Hay otras cosas que visitar, una caminata hasta la base de una de las cataratas, pero como no tenemos mucho tiempo y queremos llegar pronto, nos contentamos con el viaje en el barco. La ciudad Niagra Falls, parece ser una ciudad en decadencia. Se ven edificios y hoteles que parecen haber tenido su época de esplendor en los 50s o 60s.

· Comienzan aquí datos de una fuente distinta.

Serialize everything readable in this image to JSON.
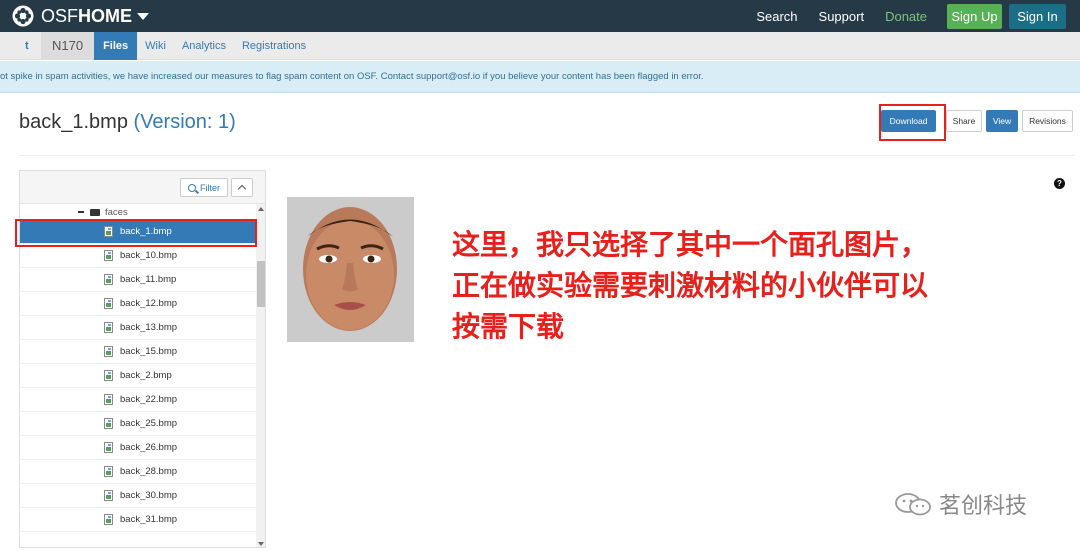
{
  "brand": {
    "prefix": "OSF",
    "suffix": "HOME"
  },
  "topnav": {
    "search": "Search",
    "support": "Support",
    "donate": "Donate",
    "sign_up": "Sign Up",
    "sign_in": "Sign In"
  },
  "projnav": {
    "abbr": "t",
    "project": "N170",
    "tabs": [
      "Files",
      "Wiki",
      "Analytics",
      "Registrations"
    ]
  },
  "alert": {
    "text": "ot spike in spam activities, we have increased our measures to flag spam content on OSF. Contact support@osf.io if you believe your content has been flagged in error."
  },
  "file": {
    "name": "back_1.bmp",
    "version": "(Version: 1)"
  },
  "actions": {
    "download": "Download",
    "share": "Share",
    "view": "View",
    "revisions": "Revisions"
  },
  "filetree": {
    "filter": "Filter",
    "folder": "faces",
    "files": [
      "back_1.bmp",
      "back_10.bmp",
      "back_11.bmp",
      "back_12.bmp",
      "back_13.bmp",
      "back_15.bmp",
      "back_2.bmp",
      "back_22.bmp",
      "back_25.bmp",
      "back_26.bmp",
      "back_28.bmp",
      "back_30.bmp",
      "back_31.bmp"
    ],
    "selected_index": 0
  },
  "help": "?",
  "annotation": {
    "lines": [
      "这里，我只选择了其中一个面孔图片，",
      "正在做实验需要刺激材料的小伙伴可以",
      "按需下载"
    ]
  },
  "watermark": {
    "text": "茗创科技"
  },
  "colors": {
    "annotation": "#e8201c",
    "navbar": "#263947",
    "primary": "#337ab7",
    "signup": "#57b157",
    "signin": "#1b6e85"
  }
}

Lo que más me impresionó a mí fue ver la gran cantidad de visitantes de la India. Por todos lados ves turistas de rasgos hindús. Miki dice al bajar con ellos al elevador hacia el barco, que el olor de ellos no es muy agradable. Acá mi compadre necesita una buena lavada de ala , reclama Miki.
Ya ha pasado el susto del puente con el Canadá, el auto sale disparado en contra y sobre la puerta automática. Incluso nos tomamos una foto en la entrada al cruce peatonal. La hindú que administra el hostal tiene pinta de estafadora. El desayuno en el Little Italy estuvo rico, la mesera se parece a una de las tías de Knollwood. Hay conexión pobre en Internet pero Lissette me manda unas fotos artísticas muy bien tomadas. Desde Lima Carolina llama y le confirmo que ya compré en Internet la Tanita que necesitaba para sus pacientes de nutrición. Desde Lima también, Enrica me confirma que compró las entradas para la ópera. Somos temporada de ópera en Nueva York. Ahora falta que Steve confirme las entradas para Shakespeare in the Park, pero no ha llamado y YA ES TARDE.. Tal vez mañana lunes. Cristi también llama para invitarnos a su restaurante en la 38. Y en la tele, después del pollito Castañeda habla sobre sus planes para un segundo período. Hablan del tren eléctrico. Qué malos recuerdos de aquel tren fantasma…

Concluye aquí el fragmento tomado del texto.